Just don't forget to add:
 - `trust_remote_code=True` to pull the inference code.
 - `torch_dtype="auto"` to load the model in it's native dtype.
 - `device_map="cuda"` to load the model on GPU straight away, saving RAM.

The tokenizer is just a normal `Mixtral` tokenizer.

In [None]:
from transformers import AutoTokenizer, AutoModelForCausalLM

quantized_model = AutoModelForCausalLM.from_pretrained(
    "BlackSamorez/Mixtral-8x7b-AQLM-2Bit-1x16-hf",
    trust_remote_code=True, torch_dtype="auto", device_map="cuda"
).cuda()
tokenizer = AutoTokenizer.from_pretrained("mistralai/Mixtral-8x7B-v0.1")
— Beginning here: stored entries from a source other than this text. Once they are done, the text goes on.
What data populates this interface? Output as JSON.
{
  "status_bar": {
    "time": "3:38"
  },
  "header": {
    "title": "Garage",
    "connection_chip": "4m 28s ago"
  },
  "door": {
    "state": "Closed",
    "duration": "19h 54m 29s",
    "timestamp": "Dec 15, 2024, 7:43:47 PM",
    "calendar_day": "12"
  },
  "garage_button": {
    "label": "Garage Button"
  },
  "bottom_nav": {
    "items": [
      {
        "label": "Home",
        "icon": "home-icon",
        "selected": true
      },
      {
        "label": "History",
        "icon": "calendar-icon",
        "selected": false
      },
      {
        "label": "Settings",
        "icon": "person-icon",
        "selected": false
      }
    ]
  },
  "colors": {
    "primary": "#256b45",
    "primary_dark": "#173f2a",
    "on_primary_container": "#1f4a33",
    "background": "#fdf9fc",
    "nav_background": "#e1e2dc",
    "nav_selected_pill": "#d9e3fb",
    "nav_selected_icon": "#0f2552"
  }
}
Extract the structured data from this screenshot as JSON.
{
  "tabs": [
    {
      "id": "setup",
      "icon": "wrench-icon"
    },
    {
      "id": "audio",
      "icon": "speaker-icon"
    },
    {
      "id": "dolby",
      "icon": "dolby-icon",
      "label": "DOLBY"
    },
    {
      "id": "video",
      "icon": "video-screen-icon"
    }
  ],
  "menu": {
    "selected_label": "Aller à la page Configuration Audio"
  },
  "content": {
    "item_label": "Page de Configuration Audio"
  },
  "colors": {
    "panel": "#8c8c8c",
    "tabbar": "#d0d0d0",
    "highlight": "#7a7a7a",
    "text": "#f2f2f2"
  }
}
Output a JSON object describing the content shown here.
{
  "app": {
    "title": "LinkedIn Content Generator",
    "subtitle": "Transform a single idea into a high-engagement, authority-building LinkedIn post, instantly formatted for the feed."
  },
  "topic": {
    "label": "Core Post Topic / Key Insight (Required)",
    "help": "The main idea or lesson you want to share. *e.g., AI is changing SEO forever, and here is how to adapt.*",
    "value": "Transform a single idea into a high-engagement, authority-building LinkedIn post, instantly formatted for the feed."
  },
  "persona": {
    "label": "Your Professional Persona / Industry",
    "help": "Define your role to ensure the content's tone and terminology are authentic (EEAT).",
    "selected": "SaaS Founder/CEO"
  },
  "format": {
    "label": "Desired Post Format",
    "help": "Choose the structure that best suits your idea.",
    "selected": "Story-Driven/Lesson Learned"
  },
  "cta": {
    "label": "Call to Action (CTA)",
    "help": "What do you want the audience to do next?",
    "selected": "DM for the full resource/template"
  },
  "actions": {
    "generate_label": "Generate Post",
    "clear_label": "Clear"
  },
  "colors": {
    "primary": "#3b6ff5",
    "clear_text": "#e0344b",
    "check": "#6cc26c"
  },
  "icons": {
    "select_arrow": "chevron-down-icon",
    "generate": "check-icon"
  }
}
Do a few forward passes to load CUDA and automatically compile the kernels. It's done separately here for it not to affect the generation speed benchmark below.

In [None]:
%%capture
output = quantized_model.generate(tokenizer("", return_tensors="pt")["input_ids"].cuda(), max_new_tokens=10)

**Measure generation speed**

In [None]:
%%time
output = quantized_model.generate(tokenizer("I'm AQLM, ", return_tensors="pt")["input_ids"].cuda(), min_new_tokens=128, max_new_tokens=128)

CPU times: user 7.21 s, sys: 104 ms, total: 7.31 s
Wall time: 7.38 s


Note that `transformers` generation is not the fastest implementation and it's heavily influenced by CPU capabilities of _Google Colab_.

**Check that the output is what one would expect from Mixtral**

In [None]:
print(tokenizer.decode(output[0]))

<s> I'm AQLM, 20 years old, and I'm from the Netherlands. I'm a student and I'm currently studying at the University of Amsterdam. I'm a very active person and I love to meet new people. I'm a very open person and I'm always looking for new things to do. I'm a very active person and I love to meet new people. I'm a very open person and I'm always looking for new things to do. I'm a very active person and I love to meet new people. I'm a very open person and I'm always looking for new


**Check peak memory usage**

In [None]:
import torch

print(f"Peak memory usage: {torch.cuda.max_memory_allocated()*1e-9:.2f} Gb")

Peak memory usage: 2.62 Gb


Indeed, it's ~2 bits per model weight.